Agora, em Brasília, frente ao aumento do congestionamento e da falta de vagas, discutem a instituição do rodízio de placas. É uma solução muito ruim. Pode ser que, justamente no dia da minha placa, eu precise estar mais cedo no trabalho e não terei como naquele dia, trocar de placa, ou pegar o carro do vizinho emprestado.
Ninguém me perguntou, mas aí vai a minha* solução para o trânsito de Brasília:
- - Estacionamento pago em todos os setores centrais e Esplanada;
- - Pedágio urbano na zona central nos horários de congestionamento.

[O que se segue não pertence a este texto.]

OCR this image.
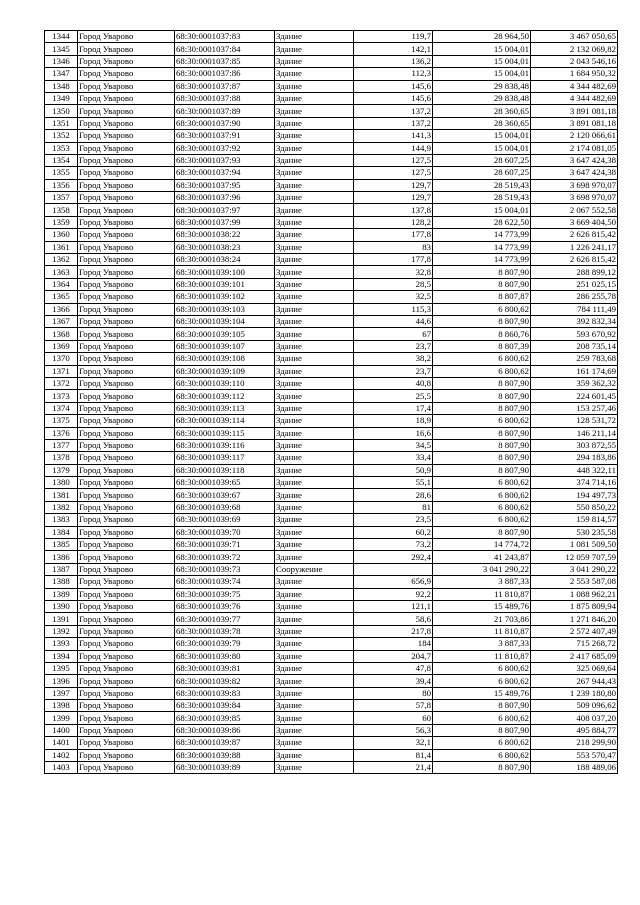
1344	Город Уварово	68:30:0001037:83	Здание	119,7	28 964,50	3 467 050,65
1345	Город Уварово	68:30:0001037:84	Здание	142,1	15 004,01	2 132 069,82
1346	Город Уварово	68:30:0001037:85	Здание	136,2	15 004,01	2 043 546,16
1347	Город Уварово	68:30:0001037:86	Здание	112,3	15 004,01	1 684 950,32
1348	Город Уварово	68:30:0001037:87	Здание	145,6	29 838,48	4 344 482,69
1349	Город Уварово	68:30:0001037:88	Здание	145,6	29 838,48	4 344 482,69
1350	Город Уварово	68:30:0001037:89	Здание	137,2	28 360,65	3 891 081,18
1351	Город Уварово	68:30:0001037:90	Здание	137,2	28 360,65	3 891 081,18
1352	Город Уварово	68:30:0001037:91	Здание	141,3	15 004,01	2 120 066,61
1353	Город Уварово	68:30:0001037:92	Здание	144,9	15 004,01	2 174 081,05
1354	Город Уварово	68:30:0001037:93	Здание	127,5	28 607,25	3 647 424,38
1355	Город Уварово	68:30:0001037:94	Здание	127,5	28 607,25	3 647 424,38
1356	Город Уварово	68:30:0001037:95	Здание	129,7	28 519,43	3 698 970,07
1357	Город Уварово	68:30:0001037:96	Здание	129,7	28 519,43	3 698 970,07
1358	Город Уварово	68:30:0001037:97	Здание	137,8	15 004,01	2 067 552,58
1359	Город Уварово	68:30:0001037:99	Здание	128,2	28 622,50	3 669 404,50
1360	Город Уварово	68:30:0001038:22	Здание	177,8	14 773,99	2 626 815,42
1361	Город Уварово	68:30:0001038:23	Здание	83	14 773,99	1 226 241,17
1362	Город Уварово	68:30:0001038:24	Здание	177,8	14 773,99	2 626 815,42
1363	Город Уварово	68:30:0001039:100	Здание	32,8	8 807,90	288 899,12
1364	Город Уварово	68:30:0001039:101	Здание	28,5	8 807,90	251 025,15
1365	Город Уварово	68:30:0001039:102	Здание	32,5	8 807,87	286 255,78
1366	Город Уварово	68:30:0001039:103	Здание	115,3	6 800,62	784 111,49
1367	Город Уварово	68:30:0001039:104	Здание	44,6	8 807,90	392 832,34
1368	Город Уварово	68:30:0001039:105	Здание	67	8 860,76	593 670,92
1369	Город Уварово	68:30:0001039:107	Здание	23,7	8 807,39	208 735,14
1370	Город Уварово	68:30:0001039:108	Здание	38,2	6 800,62	259 783,68
1371	Город Уварово	68:30:0001039:109	Здание	23,7	6 800,62	161 174,69
1372	Город Уварово	68:30:0001039:110	Здание	40,8	8 807,90	359 362,32
1373	Город Уварово	68:30:0001039:112	Здание	25,5	8 807,90	224 601,45
1374	Город Уварово	68:30:0001039:113	Здание	17,4	8 807,90	153 257,46
1375	Город Уварово	68:30:0001039:114	Здание	18,9	6 800,62	128 531,72
1376	Город Уварово	68:30:0001039:115	Здание	16,6	8 807,90	146 211,14
1377	Город Уварово	68:30:0001039:116	Здание	34,5	8 807,90	303 872,55
1378	Город Уварово	68:30:0001039:117	Здание	33,4	8 807,90	294 183,86
1379	Город Уварово	68:30:0001039:118	Здание	50,9	8 807,90	448 322,11
1380	Город Уварово	68:30:0001039:65	Здание	55,1	6 800,62	374 714,16
1381	Город Уварово	68:30:0001039:67	Здание	28,6	6 800,62	194 497,73
1382	Город Уварово	68:30:0001039:68	Здание	81	6 800,62	550 850,22
1383	Город Уварово	68:30:0001039:69	Здание	23,5	6 800,62	159 814,57
1384	Город Уварово	68:30:0001039:70	Здание	60,2	8 807,90	530 235,58
1385	Город Уварово	68:30:0001039:71	Здание	73,2	14 774,72	1 081 509,50
1386	Город Уварово	68:30:0001039:72	Здание	292,4	41 243,87	12 059 707,59
1387	Город Уварово	68:30:0001039:73	Сооружение		3 041 290,22	3 041 290,22
1388	Город Уварово	68:30:0001039:74	Здание	656,9	3 887,33	2 553 587,08
1389	Город Уварово	68:30:0001039:75	Здание	92,2	11 810,87	1 088 962,21
1390	Город Уварово	68:30:0001039:76	Здание	121,1	15 489,76	1 875 809,94
1391	Город Уварово	68:30:0001039:77	Здание	58,6	21 703,86	1 271 846,20
1392	Город Уварово	68:30:0001039:78	Здание	217,8	11 810,87	2 572 407,49
1393	Город Уварово	68:30:0001039:79	Здание	184	3 887,33	715 268,72
1394	Город Уварово	68:30:0001039:80	Здание	204,7	11 810,87	2 417 685,09
1395	Город Уварово	68:30:0001039:81	Здание	47,8	6 800,62	325 069,64
1396	Город Уварово	68:30:0001039:82	Здание	39,4	6 800,62	267 944,43
1397	Город Уварово	68:30:0001039:83	Здание	80	15 489,76	1 239 180,80
1398	Город Уварово	68:30:0001039:84	Здание	57,8	8 807,90	509 096,62
1399	Город Уварово	68:30:0001039:85	Здание	60	6 800,62	408 037,20
1400	Город Уварово	68:30:0001039:86	Здание	56,3	8 807,90	495 884,77
1401	Город Уварово	68:30:0001039:87	Здание	32,1	6 800,62	218 299,90
1402	Город Уварово	68:30:0001039:88	Здание	81,4	6 800,62	553 570,47
1403	Город Уварово	68:30:0001039:89	Здание	21,4	8 807,90	188 489,06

Ah, você deve estar pensando: "isso é injusto porque o pobre ou classe média baixa que mora nas cidades-satélite também será cobrado". Nenhum galho. Basta fazer com que os recursos arrecadados sirvam para subsidiar o transporte público dos que moram depois , sei lá, de Águas Claras. (Uma das defesas do rodízio sustenta que ele seria mais justo. Será? "Otoridades", os que tem dois carros e os tomadores de taxi escapariam igualmente da restrição.)
Por fim, tenho certeza que quando a classe média começar a pegar ônibus/metrô com regularidade, os efeitos que o Hirschman nos ensinou vão surgir e a qualidade do transporte público melhorará.
* Por "minha" enteda-se "aquela que a teoria ecoômica me ensinou".